Since starting these "now’n’then" columns I have avoided reference, thinking it some kind of conflict of interest, to my own research in traffic safety. Two things have changed my mind.

Firstly, Lynn Helpard’s decision to undertake a series of articles on traffic safety. (My early work appeared in CAW Dec 18 and WoW January. It is expected that others will join the discussion in the near future.)

Secondly, four articles on cellphones in the Jan 16 National Post – all of them barking up the wrong tree! (The only display of wisdom in the four articles was by Emile Therien, president of the Canada Safety Council, who said, "Banning cellphones would be counterproductive and unenforceable. We should be focusing on driver education and attitudes.")

To be very brief my research has shown that when the economy starts to boom so does the accident rate. People spend too much time thinking about their improving economic prospects and not enough about driving. My Detroit paper (SAE, Feb’97) showed this close correspondence of economics and traffic fatality rate on the expressways of Europe and the Paris (FISITA Oct’98) and Seoul (FISITA Jun’00) papers extended that correspondence to all road traffic and to countries representing every inhabited continent.

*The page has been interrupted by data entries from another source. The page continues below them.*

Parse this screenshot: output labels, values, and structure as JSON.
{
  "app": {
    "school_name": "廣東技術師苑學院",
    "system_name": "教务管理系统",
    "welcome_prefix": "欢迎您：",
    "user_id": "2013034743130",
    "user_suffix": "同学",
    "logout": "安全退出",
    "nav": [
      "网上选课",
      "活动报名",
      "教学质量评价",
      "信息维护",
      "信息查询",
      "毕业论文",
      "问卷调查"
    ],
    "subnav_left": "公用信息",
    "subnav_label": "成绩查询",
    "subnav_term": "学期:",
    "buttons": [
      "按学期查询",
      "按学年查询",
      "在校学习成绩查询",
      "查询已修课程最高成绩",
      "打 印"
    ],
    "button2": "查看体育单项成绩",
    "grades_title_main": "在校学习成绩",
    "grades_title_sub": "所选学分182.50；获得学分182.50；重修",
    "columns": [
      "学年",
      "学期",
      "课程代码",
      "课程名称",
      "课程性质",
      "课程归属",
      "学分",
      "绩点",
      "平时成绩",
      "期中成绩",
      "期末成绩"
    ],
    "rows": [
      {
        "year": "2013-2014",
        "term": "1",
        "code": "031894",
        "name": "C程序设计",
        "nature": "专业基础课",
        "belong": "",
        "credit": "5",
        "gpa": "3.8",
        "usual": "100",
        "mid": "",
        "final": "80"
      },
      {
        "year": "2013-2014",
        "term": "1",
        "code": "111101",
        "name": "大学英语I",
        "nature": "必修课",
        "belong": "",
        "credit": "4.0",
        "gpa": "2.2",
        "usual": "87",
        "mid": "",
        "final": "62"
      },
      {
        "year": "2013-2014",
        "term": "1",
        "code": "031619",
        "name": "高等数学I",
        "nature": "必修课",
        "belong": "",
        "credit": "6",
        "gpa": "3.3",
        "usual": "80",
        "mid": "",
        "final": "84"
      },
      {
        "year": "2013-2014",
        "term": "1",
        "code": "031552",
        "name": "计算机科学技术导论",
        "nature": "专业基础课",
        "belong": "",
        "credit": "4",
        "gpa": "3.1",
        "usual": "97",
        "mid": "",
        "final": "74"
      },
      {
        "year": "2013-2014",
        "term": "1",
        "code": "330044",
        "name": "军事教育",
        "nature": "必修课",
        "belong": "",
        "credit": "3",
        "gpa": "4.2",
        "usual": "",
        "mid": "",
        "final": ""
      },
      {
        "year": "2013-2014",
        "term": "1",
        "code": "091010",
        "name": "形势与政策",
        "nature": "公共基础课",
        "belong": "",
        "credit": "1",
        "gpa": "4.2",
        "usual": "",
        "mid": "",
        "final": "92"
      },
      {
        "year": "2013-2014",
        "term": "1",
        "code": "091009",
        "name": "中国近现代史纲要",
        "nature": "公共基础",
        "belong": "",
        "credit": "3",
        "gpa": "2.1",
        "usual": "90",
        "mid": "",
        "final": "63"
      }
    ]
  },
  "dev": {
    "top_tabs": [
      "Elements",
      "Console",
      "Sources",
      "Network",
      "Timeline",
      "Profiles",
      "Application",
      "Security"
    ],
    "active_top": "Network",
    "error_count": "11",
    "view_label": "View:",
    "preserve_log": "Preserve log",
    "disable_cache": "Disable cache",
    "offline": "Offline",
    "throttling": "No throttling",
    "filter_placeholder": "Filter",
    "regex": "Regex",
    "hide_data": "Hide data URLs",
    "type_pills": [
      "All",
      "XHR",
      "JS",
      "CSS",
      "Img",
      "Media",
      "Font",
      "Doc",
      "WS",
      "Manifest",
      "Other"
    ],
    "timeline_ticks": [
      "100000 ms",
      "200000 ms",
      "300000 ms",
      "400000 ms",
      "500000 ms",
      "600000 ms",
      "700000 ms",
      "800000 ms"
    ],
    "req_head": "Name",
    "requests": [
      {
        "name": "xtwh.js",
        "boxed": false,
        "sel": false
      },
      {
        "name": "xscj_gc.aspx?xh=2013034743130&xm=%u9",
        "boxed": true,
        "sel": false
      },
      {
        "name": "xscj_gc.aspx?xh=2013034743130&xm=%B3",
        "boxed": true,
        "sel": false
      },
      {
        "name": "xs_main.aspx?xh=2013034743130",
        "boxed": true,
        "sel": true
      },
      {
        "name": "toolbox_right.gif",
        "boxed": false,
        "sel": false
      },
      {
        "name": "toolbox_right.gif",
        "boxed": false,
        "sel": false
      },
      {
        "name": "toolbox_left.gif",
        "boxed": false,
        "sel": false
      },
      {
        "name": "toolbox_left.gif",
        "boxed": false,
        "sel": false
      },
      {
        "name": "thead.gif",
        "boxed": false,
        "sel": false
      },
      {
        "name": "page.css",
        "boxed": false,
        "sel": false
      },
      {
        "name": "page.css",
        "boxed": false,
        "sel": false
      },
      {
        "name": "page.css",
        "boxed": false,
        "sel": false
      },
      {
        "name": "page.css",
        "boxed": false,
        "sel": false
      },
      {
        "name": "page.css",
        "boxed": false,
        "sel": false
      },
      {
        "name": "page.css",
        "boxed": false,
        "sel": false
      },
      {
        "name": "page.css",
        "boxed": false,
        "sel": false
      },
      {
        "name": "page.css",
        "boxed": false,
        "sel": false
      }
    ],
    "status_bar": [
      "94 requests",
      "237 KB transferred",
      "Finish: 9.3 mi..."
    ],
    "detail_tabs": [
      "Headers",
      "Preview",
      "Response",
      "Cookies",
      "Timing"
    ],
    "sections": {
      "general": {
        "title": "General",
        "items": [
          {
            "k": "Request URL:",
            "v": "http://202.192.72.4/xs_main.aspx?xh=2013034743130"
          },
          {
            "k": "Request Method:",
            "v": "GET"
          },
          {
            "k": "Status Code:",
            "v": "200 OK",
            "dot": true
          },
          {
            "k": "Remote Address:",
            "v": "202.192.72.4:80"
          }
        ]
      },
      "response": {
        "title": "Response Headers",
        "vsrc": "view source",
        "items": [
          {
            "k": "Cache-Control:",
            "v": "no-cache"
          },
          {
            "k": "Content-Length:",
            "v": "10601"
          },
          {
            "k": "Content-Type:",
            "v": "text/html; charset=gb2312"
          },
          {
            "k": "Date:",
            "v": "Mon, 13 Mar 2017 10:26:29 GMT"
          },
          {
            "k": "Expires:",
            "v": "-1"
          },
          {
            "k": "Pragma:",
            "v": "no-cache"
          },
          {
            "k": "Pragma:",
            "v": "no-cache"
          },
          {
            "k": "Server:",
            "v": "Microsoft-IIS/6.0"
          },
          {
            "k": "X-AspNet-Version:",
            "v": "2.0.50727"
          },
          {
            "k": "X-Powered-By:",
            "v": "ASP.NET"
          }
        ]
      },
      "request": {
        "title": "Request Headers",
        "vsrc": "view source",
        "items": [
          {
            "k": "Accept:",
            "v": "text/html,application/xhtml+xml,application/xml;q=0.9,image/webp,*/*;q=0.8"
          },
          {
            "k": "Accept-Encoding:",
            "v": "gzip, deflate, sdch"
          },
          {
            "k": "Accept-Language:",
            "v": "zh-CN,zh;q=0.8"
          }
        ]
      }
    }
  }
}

Discussions with BMW engineers over the last half of ’00 have shown that the best way to communicate the kind of deep distraction that is at the root of all traffic accidents is to call it the Absent Minded Professor Syndrome or AMPS.

Returning to cellphones it is common to many countries that the authorities are all pointing to this horrible new distraction. But these countries all have something else in common. The traffic fatality rate in all those countries has been flat or declining throughout the ‘90’s while cellphone use has literally exploded! (The CSC estimates the number in use in Canadian vehicles is now over seven million.)

Cellphones go from 0 to 7 million in just 10 seconds (cosmological time) without moving the fatality rate. How can this be!

Elementary, my dear Watson. The answer is, "Substitution".

The problem is distraction. It doesn’t matter by what. The business type who has an accident in ’99 "because he was using his cellphone" would have had the same accident in ’89 thinking about the same business opportunity. Thus it can be seen that the cellphone is only a label on some distracted drivers. The others driving around in full AMPS cannot be detected. (Yet. The car industry is working on it).

Banning cellphones is banning the symptom rather than attempting to cure, or at least mitigate, the disease of distraction. Once the problem has been "well stated" however there are several things the wise driver can do … and several other things that "public authorities" could do to help those wise drivers in combating the AMPS. But I’ve run out of time and room for this column. More later. God, and my editor, willing.